There are a lots of decision-making steps along the product-development path. Those of us in the software industry who were influenced by Kent Beck et al talk about "spiking." It means trying to build just enough of something to expose the unknowns that we would have missed otherwise. It's not unusual to spike two different approaches to the same problem to see the difference in their characteristics.
Another example is in the shaping room. We've got a good idea on the wall, everyone is nodding their head and ready to commit, but not exactly buzzing with excitement. Then one of us says: "Is there a very different way we can approach this?" Sometimes it's to highlight a doubt, but it can also work the opposite way. Briefly entertaining a very different idea can strengthen everyone's resolve by showing, through contrast, how strong the existing path actually is.

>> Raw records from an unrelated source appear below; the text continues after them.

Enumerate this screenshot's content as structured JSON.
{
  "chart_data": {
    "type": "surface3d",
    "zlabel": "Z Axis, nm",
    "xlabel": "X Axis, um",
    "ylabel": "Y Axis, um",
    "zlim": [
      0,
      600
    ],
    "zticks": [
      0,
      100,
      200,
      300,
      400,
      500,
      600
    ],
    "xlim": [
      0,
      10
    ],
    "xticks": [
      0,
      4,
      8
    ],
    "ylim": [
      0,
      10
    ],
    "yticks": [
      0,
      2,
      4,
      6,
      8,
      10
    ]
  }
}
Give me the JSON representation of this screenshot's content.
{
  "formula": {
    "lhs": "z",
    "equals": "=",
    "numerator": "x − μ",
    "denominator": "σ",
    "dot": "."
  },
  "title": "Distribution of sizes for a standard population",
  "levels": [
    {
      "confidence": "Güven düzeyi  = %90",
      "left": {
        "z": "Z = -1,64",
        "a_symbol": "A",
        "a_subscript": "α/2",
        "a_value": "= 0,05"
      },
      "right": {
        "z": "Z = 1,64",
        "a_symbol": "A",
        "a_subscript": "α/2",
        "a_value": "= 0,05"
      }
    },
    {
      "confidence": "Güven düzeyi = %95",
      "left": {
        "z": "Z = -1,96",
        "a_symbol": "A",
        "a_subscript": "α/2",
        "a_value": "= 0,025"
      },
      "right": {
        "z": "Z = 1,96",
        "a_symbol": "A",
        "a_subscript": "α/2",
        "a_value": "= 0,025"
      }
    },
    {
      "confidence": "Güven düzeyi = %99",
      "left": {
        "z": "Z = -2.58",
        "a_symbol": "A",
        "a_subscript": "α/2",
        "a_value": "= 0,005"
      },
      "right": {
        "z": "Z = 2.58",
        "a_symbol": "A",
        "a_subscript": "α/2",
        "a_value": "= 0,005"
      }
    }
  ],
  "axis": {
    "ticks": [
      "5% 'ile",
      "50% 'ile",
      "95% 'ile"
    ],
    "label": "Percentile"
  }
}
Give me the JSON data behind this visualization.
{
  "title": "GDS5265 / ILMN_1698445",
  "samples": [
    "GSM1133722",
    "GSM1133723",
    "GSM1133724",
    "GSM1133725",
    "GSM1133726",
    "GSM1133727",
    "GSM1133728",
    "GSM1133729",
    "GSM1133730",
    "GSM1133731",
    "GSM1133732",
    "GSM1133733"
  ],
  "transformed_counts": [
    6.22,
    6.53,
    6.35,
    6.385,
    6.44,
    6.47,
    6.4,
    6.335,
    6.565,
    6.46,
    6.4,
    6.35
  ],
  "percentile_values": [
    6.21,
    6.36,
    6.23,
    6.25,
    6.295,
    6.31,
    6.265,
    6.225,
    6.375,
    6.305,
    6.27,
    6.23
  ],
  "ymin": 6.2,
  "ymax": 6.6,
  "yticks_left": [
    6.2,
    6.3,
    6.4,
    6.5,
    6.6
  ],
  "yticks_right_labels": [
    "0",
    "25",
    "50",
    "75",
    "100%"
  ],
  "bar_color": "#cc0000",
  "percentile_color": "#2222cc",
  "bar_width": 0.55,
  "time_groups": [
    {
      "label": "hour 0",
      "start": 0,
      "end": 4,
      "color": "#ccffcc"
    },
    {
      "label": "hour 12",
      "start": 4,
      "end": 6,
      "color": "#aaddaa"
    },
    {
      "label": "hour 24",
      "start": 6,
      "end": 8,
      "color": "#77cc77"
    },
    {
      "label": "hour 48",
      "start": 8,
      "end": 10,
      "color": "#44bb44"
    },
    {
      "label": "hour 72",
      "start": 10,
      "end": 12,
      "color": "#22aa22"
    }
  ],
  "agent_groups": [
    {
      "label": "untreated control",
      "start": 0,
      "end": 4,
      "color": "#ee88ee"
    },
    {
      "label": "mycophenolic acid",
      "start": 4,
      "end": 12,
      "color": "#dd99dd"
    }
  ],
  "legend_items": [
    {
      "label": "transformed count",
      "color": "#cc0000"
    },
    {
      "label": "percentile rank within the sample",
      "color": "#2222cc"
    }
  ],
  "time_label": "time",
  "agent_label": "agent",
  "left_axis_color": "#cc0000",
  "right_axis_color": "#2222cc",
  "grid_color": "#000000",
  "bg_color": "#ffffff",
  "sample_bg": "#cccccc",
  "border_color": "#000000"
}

And of course you only have to look over a graphic designer's shoulder to see what prototyping is about. You never see one sketch in their notebook, and one corresponding vector image on their screen. You see variation after variation, sometimes wildly different ideas, both in the sketchbook and in screenful after screenful of Illustrator canvas.
These examples only scratch the surface. The big idea is to think of prototyping not as a single costly effort to build and verify a single guess, but as a way to learn, to uncover what we don't know, to find the best way forward for the unanswered question at hand.